37. Ibu dan Anak Perempuannya

1.4K 196 26
                                    

Heylooooo

Apa kabar? Masih semangat buat baca lanjutannya?

Mau happy ending atau sad ending? Atau...dua duanya?

Jangan lupa tekan vote dan komen ya!

Terimakasih dan Happy reading  ❤❤❤

"Jadi yang semalam telpon Ibu itu Om Ezar, Bu?" tanya Cal pada sang ibu. Wajahnya yang semula menghadap langit - langit kamarnya, kini telah menoleh ke samping kanan. Matanya menatap wajah sang Ibu yang masih memejamkan mata.

Fay mendesah panjang. Tak lama, kepalanya mengangguk sebagai sebuah jawaban.

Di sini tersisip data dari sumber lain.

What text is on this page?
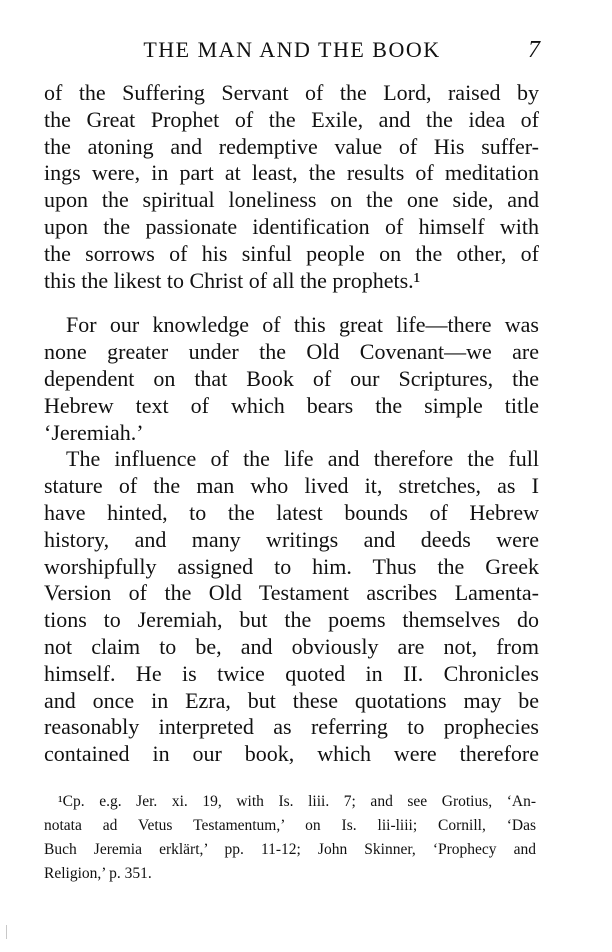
THE MAN AND THE BOOK	7
of the Suffering Servant of the Lord, raised by
the Great Prophet of the Exile, and the idea of
the atoning and redemptive value of His suffer-
ings were, in part at least, the results of meditation
upon the spiritual loneliness on the one side, and
upon the passionate identification of himself with
the sorrows of his sinful people on the other, of
this the likest to Christ of all the prophets.¹
For our knowledge of this great life—there was
none greater under the Old Covenant—we are
dependent on that Book of our Scriptures, the
Hebrew text of which bears the simple title
‘Jeremiah.’
The influence of the life and therefore the full
stature of the man who lived it, stretches, as I
have hinted, to the latest bounds of Hebrew
history, and many writings and deeds were
worshipfully assigned to him. Thus the Greek
Version of the Old Testament ascribes Lamenta-
tions to Jeremiah, but the poems themselves do
not claim to be, and obviously are not, from
himself. He is twice quoted in II. Chronicles
and once in Ezra, but these quotations may be
reasonably interpreted as referring to prophecies
contained in our book, which were therefore
¹Cp. e.g. Jer. xi. 19, with Is. liii. 7; and see Grotius, ‘An-
notata ad Vetus Testamentum,’ on Is. lii-liii; Cornill, ‘Das
Buch Jeremia erklärt,’ pp. 11-12; John Skinner, ‘Prophecy and
Religion,’ p. 351.
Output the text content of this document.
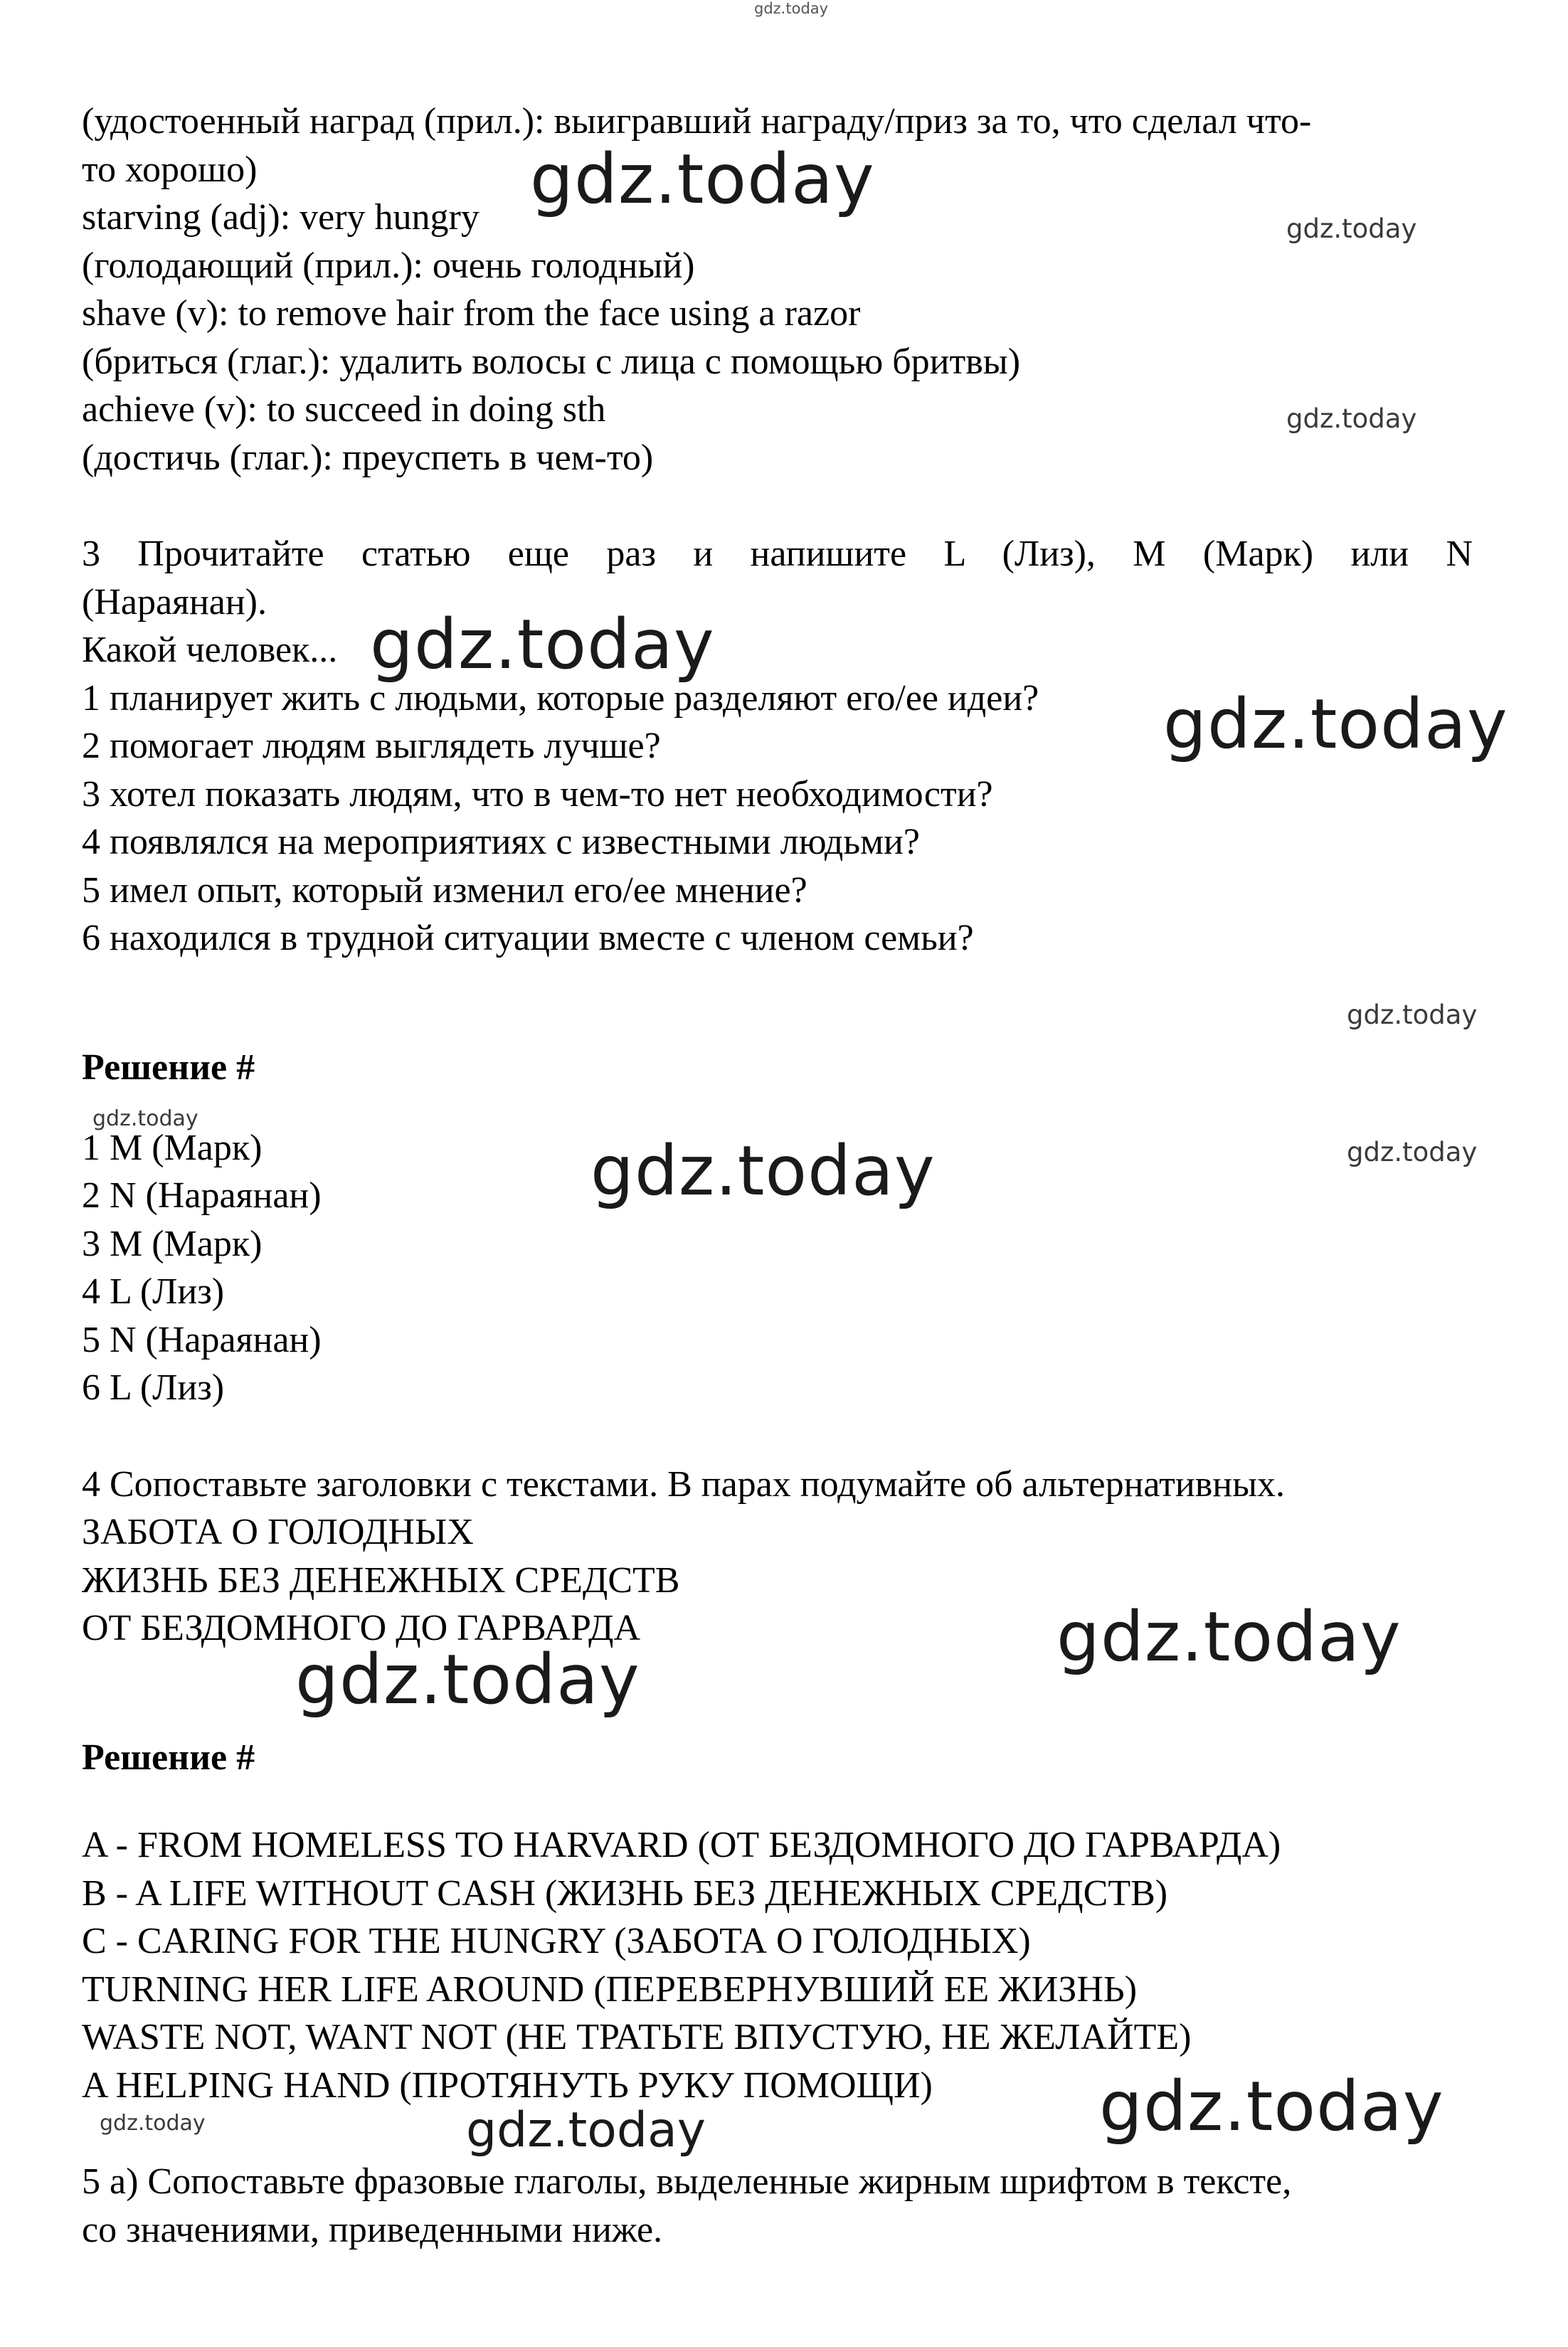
(удостоенный наград (прил.): выигравший награду/приз за то, что сделал что-

то хорошо)

starving (adj): very hungry

(голодающий (прил.): очень голодный)

shave (v): to remove hair from the face using a razor

(бриться (глаг.): удалить волосы с лица с помощью бритвы)

achieve (v): to succeed in doing sth

(достичь (глаг.): преуспеть в чем-то)

3 Прочитайте статью еще раз и напишите L (Лиз), M (Марк) или N

(Нараянан).

Какой человек...

1 планирует жить с людьми, которые разделяют его/ее идеи?

2 помогает людям выглядеть лучше?

3 хотел показать людям, что в чем-то нет необходимости?

4 появлялся на мероприятиях с известными людьми?

5 имел опыт, который изменил его/ее мнение?

6 находился в трудной ситуации вместе с членом семьи?

Решение #

1 M (Марк)

2 N (Нараянан)

3 M (Марк)

4 L (Лиз)

5 N (Нараянан)

6 L (Лиз)

4 Сопоставьте заголовки с текстами. В парах подумайте об альтернативных.

ЗАБОТА О ГОЛОДНЫХ

ЖИЗНЬ БЕЗ ДЕНЕЖНЫХ СРЕДСТВ

ОТ БЕЗДОМНОГО ДО ГАРВАРДА

Решение #

A - FROM HOMELESS TO HARVARD (ОТ БЕЗДОМНОГО ДО ГАРВАРДА)

B - A LIFE WITHOUT CASH (ЖИЗНЬ БЕЗ ДЕНЕЖНЫХ СРЕДСТВ)

C - CARING FOR THE HUNGRY (ЗАБОТА О ГОЛОДНЫХ)

TURNING HER LIFE AROUND (ПЕРЕВЕРНУВШИЙ ЕЕ ЖИЗНЬ)

WASTE NOT, WANT NOT (НЕ ТРАТЬТЕ ВПУСТУЮ, НЕ ЖЕЛАЙТЕ)

A HELPING HAND (ПРОТЯНУТЬ РУКУ ПОМОЩИ)

5 a) Сопоставьте фразовые глаголы, выделенные жирным шрифтом в тексте,

со значениями, приведенными ниже.

gdz.today
gdz.today
gdz.today
gdz.today
gdz.today
gdz.today
gdz.today
gdz.today
gdz.today	gdz.today
gdz.today
gdz.today
gdz.today
gdz.today	gdz.today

Wajah yang telah dipenuhi masker berwarna hijau dengan aroma khas green tea itu lantas menoleh ke samping.

"Maaf soal yang semalam ya, Kak?" ujar Fay lirih, tetapi memiliki makna yang begitu dalam. "Dalam kondisi seperti itu, Ibu malah pergi meninggalkan kamu karena pekerjaan. Harusnya Ibu mengajak kamu berbicara dari hati ke hati sama kamu 'kan ya? Bukannya justru malah marah - marah dan pergi karena alasan pekerjaan?"

Mata Fay mulai berkaca - kaca. Tangannya yang semula tampak nyaman bersedekap di atas perutnya, kini beralih dan terulur menarik tangan Cal hingga membuat putrinya itu cukup terkejut kala melihat pancaran kesedihan dan penyesalan di bola mata hitam milik sang Ibu.

"Ibu jangan nangis," cicit Cal sambil melepaskan tangannya dari genggaman tangan Fay. Kini giliran tangannya yang tampak meremas lembut tangan wanita yang melahirkannya itu. "Nanti maskernya kena air mata Ibu, jadi gagal deh acara maskeran kita," lanjut Cal sambil mengukir senyum.

Fay terkekeh kecil. Kepalanya mengangguk pelan. Senyum mulai kembali terbit, lalu Fay mengembuskan napasnya pelan sebelum kembali melanjutkan ucapannya.

"Lagipula, itu bukan salah Ibu kok. Kakak yang salah. Kakak yang udah bikin Ibu kecewa dengan mengkhianati kepercayaan Ibu ke Kakak. Jadi ya wajar Ibu marah, 'kan?"

Fay membuang napas. Bibirnya menunjukkan senyum masam. "Tetap aja, 'kan? Nggak seharusnya Ibu pergi di saat Ibu harusnya berada di samping Kakak. Mengajak Kakak berbicara dari hati ke hati."

"Tapi memang Ibu harus pergi, 'kan semalam? Itu udah jadi bagian tanggung jawab Ibu sebagai pengacara. Lagipula, Kakak yakin banget...kalau hal itu nggak penting, nggak mungkin Om Ezar telpon Ibu malam - malam gitu. Nggak mungkin juga Ibu nekad pergi sampai buat muka Ayah asem gitu."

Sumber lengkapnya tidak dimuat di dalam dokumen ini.